30 July 2007

flowers and crystal

painting exercise
Winsor & Newton CP 300gsm 10" x 14". 3 hours (over a few days).

i have been taking a break from the "output" part of painting to look at process and listen for hints. this is yet another copy, unfinished, from a painting tutorial by susanna spann.

susanna is in the "crystal and light" school of watercolor painters: the concept from photographic reference, a composition based on the tesselated alternation of crisp edges, subtle transitions and a broad value range (strong lighting), and an execution that requires multiple glazes of diluted paint, one on top of the other, to build up those transitions and value contrasts.

this watercolor technique can produce spectacular results. jenny davis (linked under "influences") uses it in her portrait painting -- the same crisp edges and subtle transitions, but now the flower is the young face and the crystal is her flowing hair. jenny says a single portrait may take her a month to complete, incrementally each day; and her work glows with mastery.

but i'm just an old dog. i freehanded the example outline in pencil, then splattered away at it, going through the movements of the technique to see how it feels. then i did the audit. i am attracted to the style for the control of value contrasts and color transitions, but the repeated glazing is narcotic. i tend to fall back thoughtlessly on paint that is too diluted, and compensate for that with an excessive number of glazes. this makes painting carefully along the edges, over and over, a real chore. and i miss the intricate pigment textures that get lost in repeated glazing -- the painting and a giclée print of the painting look pretty much the same.

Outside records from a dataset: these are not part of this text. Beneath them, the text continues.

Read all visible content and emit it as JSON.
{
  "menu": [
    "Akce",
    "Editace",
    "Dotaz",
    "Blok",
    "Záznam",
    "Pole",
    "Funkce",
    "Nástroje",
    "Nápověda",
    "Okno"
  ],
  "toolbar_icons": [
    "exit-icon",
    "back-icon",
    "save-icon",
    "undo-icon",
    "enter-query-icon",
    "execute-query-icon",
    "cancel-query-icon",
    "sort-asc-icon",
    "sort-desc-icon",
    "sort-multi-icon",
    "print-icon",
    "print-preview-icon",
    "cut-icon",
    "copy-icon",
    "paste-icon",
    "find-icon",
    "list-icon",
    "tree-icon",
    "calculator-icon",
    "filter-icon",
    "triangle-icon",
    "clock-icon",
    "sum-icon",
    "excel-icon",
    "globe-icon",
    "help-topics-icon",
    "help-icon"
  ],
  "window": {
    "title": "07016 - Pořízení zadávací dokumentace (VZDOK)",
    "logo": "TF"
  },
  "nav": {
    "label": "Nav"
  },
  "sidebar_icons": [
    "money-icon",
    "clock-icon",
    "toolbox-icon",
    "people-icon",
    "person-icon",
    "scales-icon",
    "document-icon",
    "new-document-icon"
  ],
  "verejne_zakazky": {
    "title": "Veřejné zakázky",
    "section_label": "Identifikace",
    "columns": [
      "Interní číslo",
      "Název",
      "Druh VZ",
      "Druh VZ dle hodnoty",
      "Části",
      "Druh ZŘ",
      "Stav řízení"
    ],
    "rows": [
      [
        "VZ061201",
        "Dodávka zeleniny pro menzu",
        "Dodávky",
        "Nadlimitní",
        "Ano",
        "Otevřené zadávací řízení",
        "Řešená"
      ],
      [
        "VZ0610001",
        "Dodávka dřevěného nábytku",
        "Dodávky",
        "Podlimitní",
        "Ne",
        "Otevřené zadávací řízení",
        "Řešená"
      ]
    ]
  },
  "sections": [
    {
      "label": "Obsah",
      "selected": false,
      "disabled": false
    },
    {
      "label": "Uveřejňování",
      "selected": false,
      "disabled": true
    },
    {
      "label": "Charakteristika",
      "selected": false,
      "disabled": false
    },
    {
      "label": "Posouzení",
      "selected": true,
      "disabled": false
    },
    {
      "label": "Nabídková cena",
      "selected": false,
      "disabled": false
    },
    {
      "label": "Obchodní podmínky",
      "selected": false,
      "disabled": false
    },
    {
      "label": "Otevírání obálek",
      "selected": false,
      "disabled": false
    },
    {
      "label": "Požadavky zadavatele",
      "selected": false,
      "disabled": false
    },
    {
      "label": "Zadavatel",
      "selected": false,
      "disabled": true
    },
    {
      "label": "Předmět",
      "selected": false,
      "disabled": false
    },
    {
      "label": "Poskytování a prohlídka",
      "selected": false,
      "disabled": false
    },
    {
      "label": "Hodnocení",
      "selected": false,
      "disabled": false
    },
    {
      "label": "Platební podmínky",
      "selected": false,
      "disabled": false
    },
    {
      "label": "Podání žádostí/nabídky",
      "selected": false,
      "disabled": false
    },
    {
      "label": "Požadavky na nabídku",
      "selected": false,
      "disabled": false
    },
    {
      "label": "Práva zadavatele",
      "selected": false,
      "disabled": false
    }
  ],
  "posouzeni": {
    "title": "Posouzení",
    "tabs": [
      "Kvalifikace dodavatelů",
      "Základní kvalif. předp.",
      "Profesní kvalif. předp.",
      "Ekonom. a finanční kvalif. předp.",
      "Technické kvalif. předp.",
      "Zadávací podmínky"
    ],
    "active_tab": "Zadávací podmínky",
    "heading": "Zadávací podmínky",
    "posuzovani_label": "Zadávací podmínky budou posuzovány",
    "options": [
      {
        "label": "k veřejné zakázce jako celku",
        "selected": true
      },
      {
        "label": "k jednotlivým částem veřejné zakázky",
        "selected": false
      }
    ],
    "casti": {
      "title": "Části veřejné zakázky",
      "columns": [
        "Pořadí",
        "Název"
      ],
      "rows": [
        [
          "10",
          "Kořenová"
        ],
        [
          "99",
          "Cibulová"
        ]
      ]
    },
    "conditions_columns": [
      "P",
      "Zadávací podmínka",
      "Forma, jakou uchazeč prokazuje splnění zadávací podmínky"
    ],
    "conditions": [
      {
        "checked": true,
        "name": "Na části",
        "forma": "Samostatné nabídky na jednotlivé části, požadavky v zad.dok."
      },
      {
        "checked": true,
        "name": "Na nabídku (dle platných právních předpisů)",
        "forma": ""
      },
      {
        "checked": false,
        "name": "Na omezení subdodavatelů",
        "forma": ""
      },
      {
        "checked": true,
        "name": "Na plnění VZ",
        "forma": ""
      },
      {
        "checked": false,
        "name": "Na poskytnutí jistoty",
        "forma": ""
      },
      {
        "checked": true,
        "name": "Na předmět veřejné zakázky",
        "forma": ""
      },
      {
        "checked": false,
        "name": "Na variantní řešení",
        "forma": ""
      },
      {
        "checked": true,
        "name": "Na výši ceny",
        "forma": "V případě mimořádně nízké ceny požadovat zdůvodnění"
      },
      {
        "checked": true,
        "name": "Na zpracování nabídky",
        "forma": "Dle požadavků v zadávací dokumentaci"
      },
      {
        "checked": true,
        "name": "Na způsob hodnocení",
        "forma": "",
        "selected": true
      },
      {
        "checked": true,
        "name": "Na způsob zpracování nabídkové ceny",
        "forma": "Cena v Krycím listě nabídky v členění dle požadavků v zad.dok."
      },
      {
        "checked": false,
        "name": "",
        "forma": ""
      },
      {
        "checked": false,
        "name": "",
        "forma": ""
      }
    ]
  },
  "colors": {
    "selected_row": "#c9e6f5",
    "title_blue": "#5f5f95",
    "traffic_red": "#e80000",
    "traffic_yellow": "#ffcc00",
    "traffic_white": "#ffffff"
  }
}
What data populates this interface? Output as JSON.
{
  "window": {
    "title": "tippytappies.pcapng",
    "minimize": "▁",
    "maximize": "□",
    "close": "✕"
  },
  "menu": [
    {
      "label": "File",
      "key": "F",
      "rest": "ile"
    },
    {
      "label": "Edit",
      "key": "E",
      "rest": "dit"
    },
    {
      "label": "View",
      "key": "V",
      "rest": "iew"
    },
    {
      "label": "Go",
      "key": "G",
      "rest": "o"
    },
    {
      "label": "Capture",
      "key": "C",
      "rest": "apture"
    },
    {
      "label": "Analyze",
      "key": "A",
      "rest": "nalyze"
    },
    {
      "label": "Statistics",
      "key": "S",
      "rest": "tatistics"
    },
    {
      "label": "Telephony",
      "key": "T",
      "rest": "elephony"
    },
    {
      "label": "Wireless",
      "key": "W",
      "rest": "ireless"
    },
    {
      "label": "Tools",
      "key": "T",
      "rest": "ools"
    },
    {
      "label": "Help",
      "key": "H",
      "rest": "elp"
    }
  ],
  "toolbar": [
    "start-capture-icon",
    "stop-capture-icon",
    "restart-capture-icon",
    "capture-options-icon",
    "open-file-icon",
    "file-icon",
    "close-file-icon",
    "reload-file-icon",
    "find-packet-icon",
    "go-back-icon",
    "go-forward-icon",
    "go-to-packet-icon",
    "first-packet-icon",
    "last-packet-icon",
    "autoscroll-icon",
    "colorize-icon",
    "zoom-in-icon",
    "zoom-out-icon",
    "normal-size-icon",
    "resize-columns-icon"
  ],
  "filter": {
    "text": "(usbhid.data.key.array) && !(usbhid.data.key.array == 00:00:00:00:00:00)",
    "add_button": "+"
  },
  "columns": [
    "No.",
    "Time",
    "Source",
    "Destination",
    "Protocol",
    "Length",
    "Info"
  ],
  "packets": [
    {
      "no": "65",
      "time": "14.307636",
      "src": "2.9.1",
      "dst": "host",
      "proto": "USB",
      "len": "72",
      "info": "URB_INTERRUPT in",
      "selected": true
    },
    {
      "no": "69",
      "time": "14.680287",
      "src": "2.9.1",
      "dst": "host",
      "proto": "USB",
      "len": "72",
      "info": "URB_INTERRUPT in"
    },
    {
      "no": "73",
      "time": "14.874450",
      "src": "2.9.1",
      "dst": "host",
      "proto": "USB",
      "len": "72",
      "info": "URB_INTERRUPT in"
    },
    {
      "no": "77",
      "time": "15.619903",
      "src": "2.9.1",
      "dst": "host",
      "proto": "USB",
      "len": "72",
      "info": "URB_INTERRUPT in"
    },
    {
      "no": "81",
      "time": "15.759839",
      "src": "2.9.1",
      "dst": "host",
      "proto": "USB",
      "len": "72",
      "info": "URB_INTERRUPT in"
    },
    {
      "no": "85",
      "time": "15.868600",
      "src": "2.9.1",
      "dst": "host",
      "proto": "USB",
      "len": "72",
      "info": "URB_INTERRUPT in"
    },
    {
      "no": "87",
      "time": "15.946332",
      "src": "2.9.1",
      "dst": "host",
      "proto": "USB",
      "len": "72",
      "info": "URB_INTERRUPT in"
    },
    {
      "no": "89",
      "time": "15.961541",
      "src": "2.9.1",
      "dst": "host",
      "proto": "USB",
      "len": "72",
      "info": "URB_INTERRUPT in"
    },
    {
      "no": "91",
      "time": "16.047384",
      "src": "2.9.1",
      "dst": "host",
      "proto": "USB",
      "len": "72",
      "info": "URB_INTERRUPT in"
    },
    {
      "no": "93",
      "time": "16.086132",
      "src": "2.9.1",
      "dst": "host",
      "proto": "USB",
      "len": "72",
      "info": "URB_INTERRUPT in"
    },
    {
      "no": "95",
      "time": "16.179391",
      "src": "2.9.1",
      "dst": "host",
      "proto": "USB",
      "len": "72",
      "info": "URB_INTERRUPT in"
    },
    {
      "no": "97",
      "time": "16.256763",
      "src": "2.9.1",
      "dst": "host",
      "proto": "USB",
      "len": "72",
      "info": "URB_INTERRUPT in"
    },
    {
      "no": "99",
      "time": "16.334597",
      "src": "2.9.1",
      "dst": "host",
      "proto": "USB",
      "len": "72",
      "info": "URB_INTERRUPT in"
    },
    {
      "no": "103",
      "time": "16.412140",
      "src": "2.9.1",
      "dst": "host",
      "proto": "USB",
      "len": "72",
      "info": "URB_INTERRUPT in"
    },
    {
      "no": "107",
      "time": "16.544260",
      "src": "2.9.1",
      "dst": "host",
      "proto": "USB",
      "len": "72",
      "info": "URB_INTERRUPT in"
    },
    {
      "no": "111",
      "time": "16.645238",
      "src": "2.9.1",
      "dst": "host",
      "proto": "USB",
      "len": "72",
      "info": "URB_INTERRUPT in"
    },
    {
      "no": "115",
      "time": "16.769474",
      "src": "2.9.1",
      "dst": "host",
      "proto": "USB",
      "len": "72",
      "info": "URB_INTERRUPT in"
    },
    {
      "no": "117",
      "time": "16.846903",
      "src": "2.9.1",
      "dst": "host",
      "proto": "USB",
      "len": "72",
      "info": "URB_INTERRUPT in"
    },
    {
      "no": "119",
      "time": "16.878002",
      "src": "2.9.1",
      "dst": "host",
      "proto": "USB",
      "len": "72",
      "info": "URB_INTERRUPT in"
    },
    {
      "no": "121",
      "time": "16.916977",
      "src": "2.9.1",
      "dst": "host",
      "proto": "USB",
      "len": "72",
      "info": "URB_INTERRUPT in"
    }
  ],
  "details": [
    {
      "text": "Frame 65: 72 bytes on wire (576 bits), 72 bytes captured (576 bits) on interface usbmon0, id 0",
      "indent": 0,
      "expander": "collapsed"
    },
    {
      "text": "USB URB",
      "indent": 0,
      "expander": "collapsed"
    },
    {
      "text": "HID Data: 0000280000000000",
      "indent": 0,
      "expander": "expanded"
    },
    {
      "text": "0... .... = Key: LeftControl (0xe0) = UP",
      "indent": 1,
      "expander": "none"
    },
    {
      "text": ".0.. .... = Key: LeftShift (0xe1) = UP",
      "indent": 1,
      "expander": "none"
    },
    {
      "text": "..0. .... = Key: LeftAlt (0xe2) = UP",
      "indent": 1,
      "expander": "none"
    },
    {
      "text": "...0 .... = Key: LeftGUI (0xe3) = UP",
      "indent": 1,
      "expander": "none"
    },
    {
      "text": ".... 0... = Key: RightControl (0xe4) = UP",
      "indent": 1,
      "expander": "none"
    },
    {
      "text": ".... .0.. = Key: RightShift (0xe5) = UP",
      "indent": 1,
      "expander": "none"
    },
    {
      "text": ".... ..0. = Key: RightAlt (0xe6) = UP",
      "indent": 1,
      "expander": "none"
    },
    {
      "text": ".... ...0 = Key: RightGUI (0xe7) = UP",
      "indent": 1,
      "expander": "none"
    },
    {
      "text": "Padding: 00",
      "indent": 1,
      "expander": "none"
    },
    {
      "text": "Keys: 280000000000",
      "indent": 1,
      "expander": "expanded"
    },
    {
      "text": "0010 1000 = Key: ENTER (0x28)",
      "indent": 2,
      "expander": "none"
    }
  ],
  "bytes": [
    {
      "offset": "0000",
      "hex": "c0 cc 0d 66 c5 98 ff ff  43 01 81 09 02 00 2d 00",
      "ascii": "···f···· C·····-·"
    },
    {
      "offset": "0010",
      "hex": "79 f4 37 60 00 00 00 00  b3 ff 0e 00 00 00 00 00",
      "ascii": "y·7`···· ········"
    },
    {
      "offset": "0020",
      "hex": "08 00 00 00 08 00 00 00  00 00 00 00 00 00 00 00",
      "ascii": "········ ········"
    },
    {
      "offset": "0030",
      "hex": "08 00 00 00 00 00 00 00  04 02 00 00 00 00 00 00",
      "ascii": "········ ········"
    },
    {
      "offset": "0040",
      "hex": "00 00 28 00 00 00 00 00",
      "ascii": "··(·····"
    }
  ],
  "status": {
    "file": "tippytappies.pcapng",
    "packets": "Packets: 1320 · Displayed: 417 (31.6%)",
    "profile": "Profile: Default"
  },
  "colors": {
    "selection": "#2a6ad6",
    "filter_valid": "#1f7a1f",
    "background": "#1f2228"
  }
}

the poetry in flowers and crystal, if poetry is the word for it, seems to me formal and even surreal. i love john marin, his ability to invent visual symbols on the fly, the "unerring accuracy of hand and eye" in john sargent. i like paintings that look triumphant more than paintings that look achieved.

1 comment:

W. K. Moore said...

Nice delicate work Bruce. You certainly got the transparency to a point of heightened artistic interest.. I also like the effect of the angle on the back edge of the table.